Oleh. Caca Wulandari (Anggota Pena Muslimah)
Setiap tahun di bulan zulhijjah jutaan umat islam dari seluruh penjuru dunia mendatangi masjidil haram untuk menunaikan ibadah haji. Ibadah haji ini merupakan kewajiban dari Allah bagi mereka yang mampu. Mampu secara fisik maupun materi. Sangat disayangkan apabila ada orang yang hidup berkecukupan namun belum tergerak hatinya untuk menunaikan ibadah haji. Itulah mengapa ibadah haji memutlakkan adanya pengorbanan. Hanya mereka yang terpanggil hatinya yang mau mengorbankan apa-apa yang mereka miliki untuk memenuhi seruan Allah ini.
“Labbaikallahumma labbaik labbaika laasyarikalakalabbaik innal hamda wanni’mata lakawalmulk laasyarikalak” inilah kalimat yang dilantunkan oleh jemaah haji yang sedang menunaikan ibadah haji. Kalimat yang sarat dengan makna, makna penghambaan diri, kesyukuran, dan pengakuan bahwa Allah yang Maha kuasa atas tiap-tiap sesuatu.
Semua rangkaian ibadah yang dilakukan memiliki hikmah tersendiri. Jutaan orang berkumpul dalam satu waktu, tempat yang sama dan tujuan yang sama, ingin meraih ridho Allah semata. Namun sayang, seusai melaksanakan ibadah haji para jamaah kembali ke tanah air masing-masing, karena sekat Nasionalisme mereka kembali menjalani kehidupan sesuai aturan yang diterapkan di negaranya. Mereka kembali pada kehidupan sekuler (pemisahan agama dari kehidupan). Banyak aktivitas yang dilakukan tak sesuai syari'at, transaksi ribawi, MLM, dll. Mestinya ibadah haji menjadi representasi kehidupan islam, umat islam bersatu diatur oleh aturan kehidupan yang sama, tunduk pada Allah sebagaimana ketundukan melaksanakan semua rangakaian ibadah haji, berkorban yang sama untuk kebangkitan islam sebagaimana pengorbanan yang dilakukan untuk mampu berangkat ke baitullah, bahkan ada yang menabung sampai puluhan tahun. Andai pengorbanan yang menyala-nyala itu sama seperti pengorbanan untuk kebangkitan islam. Kini ibadah haji hanya sebatas seremonial tahunan belaka, jutaan umat islam yang sudah bergelar haji tak banyak memberikan sumbangan untuk kebangkitan islam.

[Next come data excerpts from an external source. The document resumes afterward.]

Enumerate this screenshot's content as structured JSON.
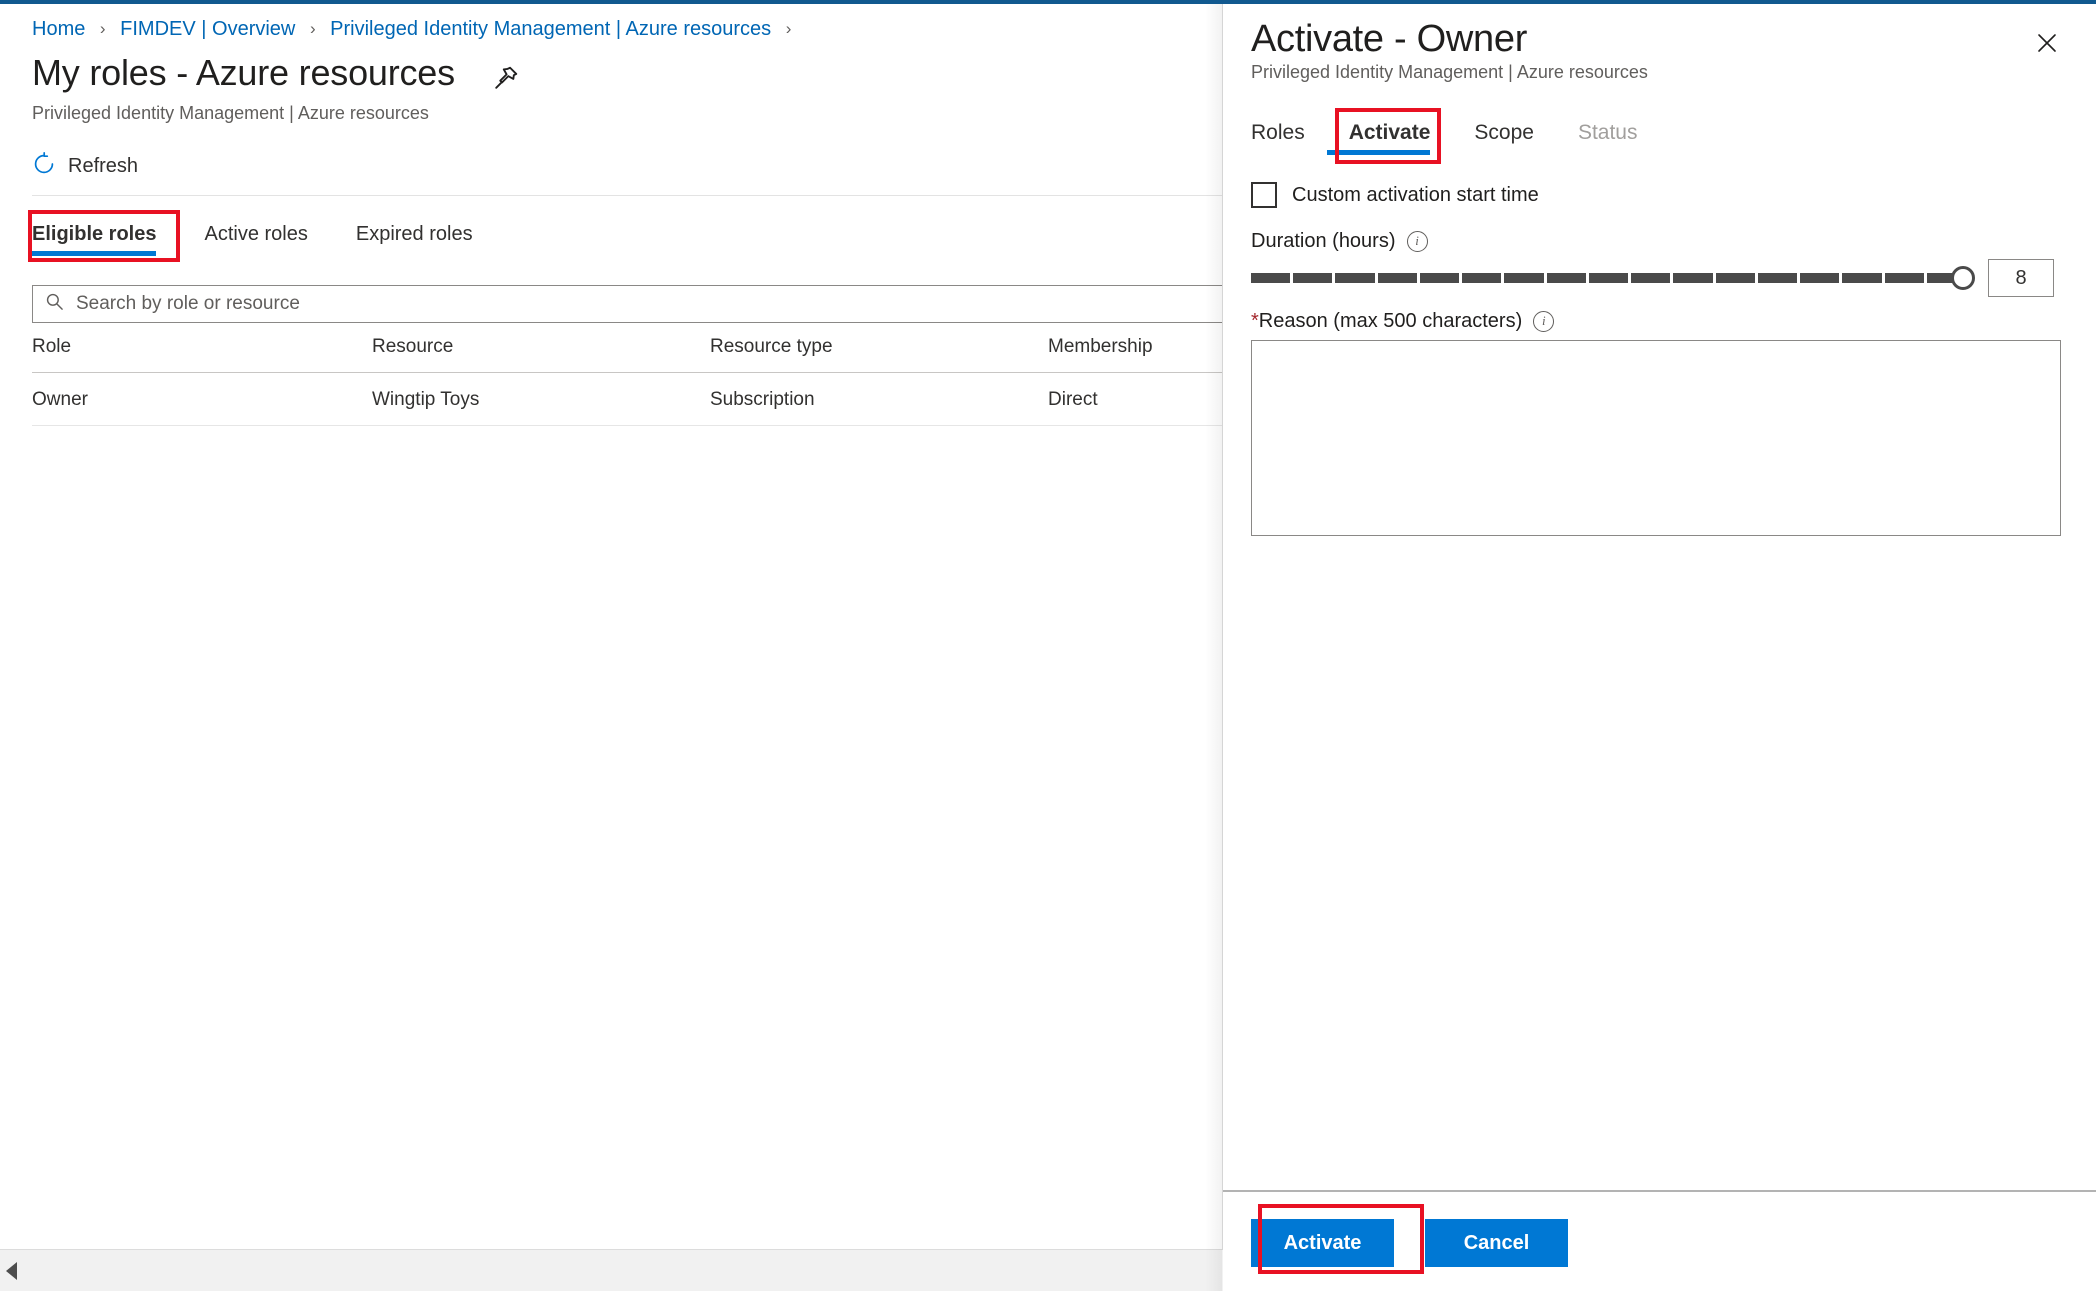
{
  "theme": {
    "accent": "#0078d4",
    "top_accent": "#11598f",
    "annotation": "#e81123",
    "link": "#0066b4",
    "required": "#a4262c"
  },
  "breadcrumb": {
    "items": [
      {
        "label": "Home"
      },
      {
        "label": "FIMDEV | Overview"
      },
      {
        "label": "Privileged Identity Management | Azure resources"
      }
    ],
    "separator": "›"
  },
  "header": {
    "title": "My roles - Azure resources",
    "subtitle": "Privileged Identity Management | Azure resources",
    "pin_icon": "pin-icon"
  },
  "commandbar": {
    "refresh_label": "Refresh",
    "refresh_icon": "refresh-icon"
  },
  "tabs": {
    "items": [
      {
        "label": "Eligible roles",
        "selected": true
      },
      {
        "label": "Active roles",
        "selected": false
      },
      {
        "label": "Expired roles",
        "selected": false
      }
    ]
  },
  "search": {
    "placeholder": "Search by role or resource",
    "value": "",
    "icon": "search-icon"
  },
  "grid": {
    "columns": [
      "Role",
      "Resource",
      "Resource type",
      "Membership"
    ],
    "rows": [
      {
        "role": "Owner",
        "resource": "Wingtip Toys",
        "resource_type": "Subscription",
        "membership": "Direct"
      }
    ]
  },
  "panel": {
    "title": "Activate - Owner",
    "subtitle": "Privileged Identity Management | Azure resources",
    "close_icon": "close-icon",
    "tabs": [
      {
        "label": "Roles",
        "selected": false,
        "disabled": false
      },
      {
        "label": "Activate",
        "selected": true,
        "disabled": false
      },
      {
        "label": "Scope",
        "selected": false,
        "disabled": false
      },
      {
        "label": "Status",
        "selected": false,
        "disabled": true
      }
    ],
    "custom_start": {
      "label": "Custom activation start time",
      "checked": false
    },
    "duration": {
      "label": "Duration (hours)",
      "info_icon": "info-icon",
      "value": "8",
      "min": 1,
      "max": 8,
      "ticks": 17
    },
    "reason": {
      "label_star": "*",
      "label": "Reason (max 500 characters)",
      "info_icon": "info-icon",
      "value": "",
      "maxlength": 500
    },
    "footer": {
      "activate_label": "Activate",
      "cancel_label": "Cancel"
    }
  },
  "scrollbar": {
    "left_arrow_icon": "caret-left-icon"
  }
}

Semua itu terjadi karena orang-orang yang melaksanakan ibadah haji sudah lama hidup dalam sistem kehidupan yang menjauhkan dari nuansa islami, salah satunya sistem demokrasi, yang membuat orang sulit untuk mewujudkan keimanan sehingga sulit pula untuk menjangkau makna politis dibalik pelaksanaan ibadah haji. Adapun makna politis yang dapat di ambil dari ibadah haji adalah simbol ketaan mutlak pada syariat sbagai konsekuensi keimanan. Artinya umat islam wajib taat pada syariat islam secara keseluruhan, menerapkan aturan islam dalam kehidupan, baik sistem ekonomi,politik, sosial, keamanan dan hubungan luar negri.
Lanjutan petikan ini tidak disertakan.